Narsimha: Smartbots participated in the discovery effort of Abbott to leverage AI to start solving the routine queries and provide quick resolution to sales teams. That was when Maya was born – a virtual agent which is accessible 24/7 and address Sales force queries instantly. The Virtual Agent solution is based on Amazon Lex and integrated with Salesforce. While Maya started as a chat BOT answering most redundant questions, over a period of time the scope of Maya grew to integration across enterprise systems, self-learning (Machine learning) from the usage of field force and predominantly making access to enterprise information seamless. Maya’s success is attributed to dedicated and proactive involvement of Abbott’s Business effective team which was key for a project of such large scale implementation. Today as we talk, Maya makes it simple for field force to access enterprise systems, bringing in visibility to critical business insights.
7. Have the results so far been encouraging?
Deepak: Absolutely. Maya’s results have thus far been pretty encouraging. With Maya’s help, Abbott’s medical reps now can access their KPI Parameters on the go by chatting with Maya and also get complete information of all the Brands (including indications, molecule info and side effects) resulting in better in-clinic performance. In today’s fast paced life where pharma sector is evolving dynamically, technology such as Maya helps our sales team 24X7 in managing their work and taking timely decisions.
Since launch, Maya has addressed close to 12,000 queries. Today 32% of the monthly queries raised by Abbott reps are being answered by Maya with a 74% success rate. Medical representatives can also check their execution parameters, expense reimbursement status, plan for the day and leave balance on Maya leading to increased satisfaction. 69% of the Field force rate Maya as helpful.

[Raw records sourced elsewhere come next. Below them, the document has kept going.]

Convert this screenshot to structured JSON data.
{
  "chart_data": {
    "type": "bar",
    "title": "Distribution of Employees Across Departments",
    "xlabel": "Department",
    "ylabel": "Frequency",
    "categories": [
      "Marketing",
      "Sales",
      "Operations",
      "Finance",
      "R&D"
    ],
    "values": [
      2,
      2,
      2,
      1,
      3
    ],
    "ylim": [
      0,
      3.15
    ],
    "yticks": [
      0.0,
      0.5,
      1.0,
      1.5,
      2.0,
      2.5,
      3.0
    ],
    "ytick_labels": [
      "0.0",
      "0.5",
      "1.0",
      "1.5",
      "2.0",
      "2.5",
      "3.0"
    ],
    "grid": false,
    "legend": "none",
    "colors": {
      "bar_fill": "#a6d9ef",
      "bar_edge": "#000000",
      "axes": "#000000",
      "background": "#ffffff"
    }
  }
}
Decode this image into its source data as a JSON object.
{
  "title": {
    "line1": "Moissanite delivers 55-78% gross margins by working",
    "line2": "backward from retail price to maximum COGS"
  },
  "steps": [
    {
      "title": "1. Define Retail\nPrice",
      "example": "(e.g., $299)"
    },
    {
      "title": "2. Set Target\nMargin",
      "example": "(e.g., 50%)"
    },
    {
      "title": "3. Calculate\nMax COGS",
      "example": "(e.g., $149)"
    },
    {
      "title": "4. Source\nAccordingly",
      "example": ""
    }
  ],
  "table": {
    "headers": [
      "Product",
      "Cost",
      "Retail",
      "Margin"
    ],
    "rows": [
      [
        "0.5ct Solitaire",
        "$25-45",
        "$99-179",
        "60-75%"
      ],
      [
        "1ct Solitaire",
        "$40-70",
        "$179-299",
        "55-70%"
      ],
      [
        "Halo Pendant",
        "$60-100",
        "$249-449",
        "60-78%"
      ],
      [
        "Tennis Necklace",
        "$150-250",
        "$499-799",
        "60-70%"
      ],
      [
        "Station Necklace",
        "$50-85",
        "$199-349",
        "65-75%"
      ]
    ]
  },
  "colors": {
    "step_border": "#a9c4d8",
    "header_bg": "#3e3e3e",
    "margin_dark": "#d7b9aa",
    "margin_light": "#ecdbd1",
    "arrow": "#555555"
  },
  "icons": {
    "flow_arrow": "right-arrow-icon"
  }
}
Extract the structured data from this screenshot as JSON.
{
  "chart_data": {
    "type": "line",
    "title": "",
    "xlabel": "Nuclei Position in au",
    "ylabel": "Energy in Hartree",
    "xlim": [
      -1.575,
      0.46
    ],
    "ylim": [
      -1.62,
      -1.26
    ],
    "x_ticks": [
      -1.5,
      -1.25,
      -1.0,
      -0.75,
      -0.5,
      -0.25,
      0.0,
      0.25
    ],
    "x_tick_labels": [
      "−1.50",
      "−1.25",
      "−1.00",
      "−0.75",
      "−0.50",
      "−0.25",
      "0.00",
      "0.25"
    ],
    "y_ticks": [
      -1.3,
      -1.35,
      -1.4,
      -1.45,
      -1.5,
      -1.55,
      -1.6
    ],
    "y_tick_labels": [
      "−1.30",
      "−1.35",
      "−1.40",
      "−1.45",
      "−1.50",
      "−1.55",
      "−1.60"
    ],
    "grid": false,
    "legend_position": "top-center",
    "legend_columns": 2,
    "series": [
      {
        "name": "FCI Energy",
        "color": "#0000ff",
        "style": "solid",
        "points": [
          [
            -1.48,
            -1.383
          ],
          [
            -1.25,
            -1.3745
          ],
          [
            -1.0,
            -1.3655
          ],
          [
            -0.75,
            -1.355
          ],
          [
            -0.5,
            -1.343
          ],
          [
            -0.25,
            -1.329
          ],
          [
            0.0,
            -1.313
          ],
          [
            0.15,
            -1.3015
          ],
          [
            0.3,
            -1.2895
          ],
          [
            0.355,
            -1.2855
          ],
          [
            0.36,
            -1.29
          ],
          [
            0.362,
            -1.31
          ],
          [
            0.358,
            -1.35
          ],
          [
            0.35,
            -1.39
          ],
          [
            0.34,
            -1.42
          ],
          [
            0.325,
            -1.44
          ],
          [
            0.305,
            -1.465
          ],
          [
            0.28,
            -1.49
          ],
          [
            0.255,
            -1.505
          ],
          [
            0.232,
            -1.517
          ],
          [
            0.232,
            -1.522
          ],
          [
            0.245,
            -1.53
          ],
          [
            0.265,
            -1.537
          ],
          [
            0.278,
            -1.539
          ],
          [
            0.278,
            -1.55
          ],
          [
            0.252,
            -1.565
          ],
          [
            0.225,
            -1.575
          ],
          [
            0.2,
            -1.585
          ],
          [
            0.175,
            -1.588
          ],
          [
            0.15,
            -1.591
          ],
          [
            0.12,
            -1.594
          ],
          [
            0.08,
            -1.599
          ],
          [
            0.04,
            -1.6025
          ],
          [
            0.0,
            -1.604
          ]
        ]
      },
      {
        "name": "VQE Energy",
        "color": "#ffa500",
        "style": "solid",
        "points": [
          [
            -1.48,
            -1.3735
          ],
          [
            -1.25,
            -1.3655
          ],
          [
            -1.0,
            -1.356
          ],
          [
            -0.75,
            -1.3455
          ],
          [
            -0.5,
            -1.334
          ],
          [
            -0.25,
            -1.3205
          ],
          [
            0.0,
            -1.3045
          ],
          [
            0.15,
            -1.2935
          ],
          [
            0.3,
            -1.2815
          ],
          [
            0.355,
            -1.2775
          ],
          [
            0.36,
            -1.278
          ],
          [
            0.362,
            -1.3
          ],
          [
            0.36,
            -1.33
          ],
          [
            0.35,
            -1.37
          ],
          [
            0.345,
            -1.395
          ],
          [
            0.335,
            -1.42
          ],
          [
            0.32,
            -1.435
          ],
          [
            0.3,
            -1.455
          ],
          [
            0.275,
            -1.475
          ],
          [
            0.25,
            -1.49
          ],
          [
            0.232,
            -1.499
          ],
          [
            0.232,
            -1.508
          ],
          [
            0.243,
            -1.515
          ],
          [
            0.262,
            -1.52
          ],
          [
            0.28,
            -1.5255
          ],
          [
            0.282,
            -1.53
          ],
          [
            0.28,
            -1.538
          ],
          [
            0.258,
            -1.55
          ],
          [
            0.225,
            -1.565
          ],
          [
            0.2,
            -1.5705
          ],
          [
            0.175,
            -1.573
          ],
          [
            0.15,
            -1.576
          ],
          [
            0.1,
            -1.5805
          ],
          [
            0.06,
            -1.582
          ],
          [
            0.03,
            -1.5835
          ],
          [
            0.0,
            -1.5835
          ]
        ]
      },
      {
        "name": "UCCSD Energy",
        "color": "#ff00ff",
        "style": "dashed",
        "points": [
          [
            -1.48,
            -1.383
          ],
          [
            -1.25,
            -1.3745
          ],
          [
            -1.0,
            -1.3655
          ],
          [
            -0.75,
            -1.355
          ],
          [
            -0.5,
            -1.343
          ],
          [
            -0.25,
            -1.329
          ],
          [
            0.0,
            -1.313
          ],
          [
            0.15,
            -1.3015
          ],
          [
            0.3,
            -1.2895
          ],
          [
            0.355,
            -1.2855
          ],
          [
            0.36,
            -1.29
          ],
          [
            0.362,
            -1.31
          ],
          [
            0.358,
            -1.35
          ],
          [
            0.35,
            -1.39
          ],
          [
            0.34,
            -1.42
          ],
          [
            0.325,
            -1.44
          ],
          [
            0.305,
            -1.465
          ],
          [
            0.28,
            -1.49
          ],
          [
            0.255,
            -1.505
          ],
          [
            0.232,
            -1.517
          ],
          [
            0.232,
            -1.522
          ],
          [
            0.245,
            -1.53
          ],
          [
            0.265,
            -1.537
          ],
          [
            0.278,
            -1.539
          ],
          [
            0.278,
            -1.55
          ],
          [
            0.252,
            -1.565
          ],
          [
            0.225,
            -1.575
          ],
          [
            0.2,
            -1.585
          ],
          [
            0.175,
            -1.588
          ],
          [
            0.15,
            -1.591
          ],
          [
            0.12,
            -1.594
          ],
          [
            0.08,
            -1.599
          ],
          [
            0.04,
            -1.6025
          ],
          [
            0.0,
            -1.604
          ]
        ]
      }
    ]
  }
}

8. How do you plan to scale this technology? Where do you see this going?
Deepak: Having tested Maya’s capabilities with the Sales team, Abbott has deployed this virtual assistant to more than 8,000 employees. There are plans to use the SmartBots AI platform to build bots for several other departments like Business Analytics, Supply Operations to name a few.
9. From your experience, what lessons would you share for others who wish to deploy AI to increase effectiveness?
Narsimha: AI in essence is nothing but a way to imitate human behavior. Hence the critical ingredient for an AI implementations need scale as the most important aspect is the learning or training of the AI solution that happens after you build the core functionality.
Deepak: In order to be successful at scale it is important to seek executive sponsors within the organization who can help you sustain during the initial period of learning when your AI solution is learning from its own mistakes. And finally make sure to design the solution to fail gracefully when it cannot accurately imitate human behavior. Many of the AI failures across industries can be attributed to AI solutions not handling errors gracefully.